2. Dans quelle émission de variété sirupeuse le barnum de la machinerie télévisuelle se déplace-t-il dans une ville de Province afin d’en célébrer la joliesse, la « générosité » et les « talents » devant un maire endimanché et un public péquenotisé ? Tenue de soirée, Michel Drucker, service public.

3. Quelle chaîne produit P.J, série policière handicapée à peine digne d’un soap-opera brésilien ? France 2, service public.

4. Qui connaît Jour de fête, grande émission culturelle de France 2 encore, consacrée (paraît-il) au cinéma, entre incitation promotionnelle, chroniqueurs insipides et torrents de bandes-annonces ?
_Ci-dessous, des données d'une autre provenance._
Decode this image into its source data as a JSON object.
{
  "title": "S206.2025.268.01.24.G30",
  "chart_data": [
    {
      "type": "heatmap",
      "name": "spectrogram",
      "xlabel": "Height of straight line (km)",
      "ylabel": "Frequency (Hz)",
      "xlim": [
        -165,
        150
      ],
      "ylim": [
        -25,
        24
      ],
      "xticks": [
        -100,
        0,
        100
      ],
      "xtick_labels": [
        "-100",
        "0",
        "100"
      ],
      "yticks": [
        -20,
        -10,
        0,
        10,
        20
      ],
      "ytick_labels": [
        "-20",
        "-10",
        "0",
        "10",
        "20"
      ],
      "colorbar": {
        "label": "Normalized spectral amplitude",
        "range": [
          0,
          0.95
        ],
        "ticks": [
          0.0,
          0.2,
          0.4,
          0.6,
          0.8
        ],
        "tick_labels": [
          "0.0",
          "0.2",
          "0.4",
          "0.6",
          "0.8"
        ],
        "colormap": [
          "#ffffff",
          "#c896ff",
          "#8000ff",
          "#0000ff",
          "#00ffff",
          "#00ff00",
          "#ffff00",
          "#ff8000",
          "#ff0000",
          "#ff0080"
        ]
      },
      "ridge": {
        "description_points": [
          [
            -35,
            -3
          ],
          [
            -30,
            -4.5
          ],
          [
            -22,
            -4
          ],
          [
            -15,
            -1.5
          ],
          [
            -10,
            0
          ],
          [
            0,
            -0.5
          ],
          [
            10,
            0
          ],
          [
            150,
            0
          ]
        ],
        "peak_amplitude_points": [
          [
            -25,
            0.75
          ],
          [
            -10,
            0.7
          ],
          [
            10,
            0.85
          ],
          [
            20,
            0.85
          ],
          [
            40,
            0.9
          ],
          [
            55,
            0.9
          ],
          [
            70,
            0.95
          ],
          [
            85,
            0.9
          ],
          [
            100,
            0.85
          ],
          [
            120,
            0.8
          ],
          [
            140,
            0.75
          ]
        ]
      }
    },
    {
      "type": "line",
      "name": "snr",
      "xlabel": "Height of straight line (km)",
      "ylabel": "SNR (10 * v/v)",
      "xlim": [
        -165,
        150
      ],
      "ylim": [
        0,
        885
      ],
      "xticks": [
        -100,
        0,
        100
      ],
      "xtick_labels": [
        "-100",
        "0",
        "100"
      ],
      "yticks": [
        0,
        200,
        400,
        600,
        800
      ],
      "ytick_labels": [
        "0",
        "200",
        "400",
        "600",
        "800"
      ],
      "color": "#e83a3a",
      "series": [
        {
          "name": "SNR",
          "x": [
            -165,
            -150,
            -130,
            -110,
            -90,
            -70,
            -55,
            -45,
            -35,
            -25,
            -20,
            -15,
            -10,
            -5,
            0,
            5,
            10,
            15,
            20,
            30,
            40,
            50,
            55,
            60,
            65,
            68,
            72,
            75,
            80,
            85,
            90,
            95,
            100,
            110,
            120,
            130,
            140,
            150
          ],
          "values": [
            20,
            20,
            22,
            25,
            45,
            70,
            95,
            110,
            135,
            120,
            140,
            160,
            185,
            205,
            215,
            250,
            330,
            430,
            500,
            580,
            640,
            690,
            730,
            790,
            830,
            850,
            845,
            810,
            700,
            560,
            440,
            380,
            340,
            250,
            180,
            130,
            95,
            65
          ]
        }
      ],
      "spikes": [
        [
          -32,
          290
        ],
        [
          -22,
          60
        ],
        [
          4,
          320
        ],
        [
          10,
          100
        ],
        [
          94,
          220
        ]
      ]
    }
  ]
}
Sélection partiale me direz-vous puisque Frédéric Tadéi officie sur France 3 et qu’Esprits Libres est diffusé sur France 2. Certes, mais M6 produit Zone interdite et Capital, dont le style est devenu la norme de n’importe quel magazine de société, et TF1, Ushuaïa, pendant de Thalassa sur France 3. À TF1, le Sidaction, à France Télévisions, le Téléthon, ses mêmes vedettes et ses mêmes déluges compassionnels. Et puis, quelles différences réelles entre le JT de PPDA et celui de Pujadas ? Certes, Jean-Pierre Pernaud reste sur TF1, comme le dernier mohican, ou plutôt l’ultime résidu d’une vulgarité propre à la chaîne de Bouygues, une volonté de viser le plus petit (et le plus bas) commun dénominateur mais qui a d’ores et déjà contaminé ses principaux concurrents.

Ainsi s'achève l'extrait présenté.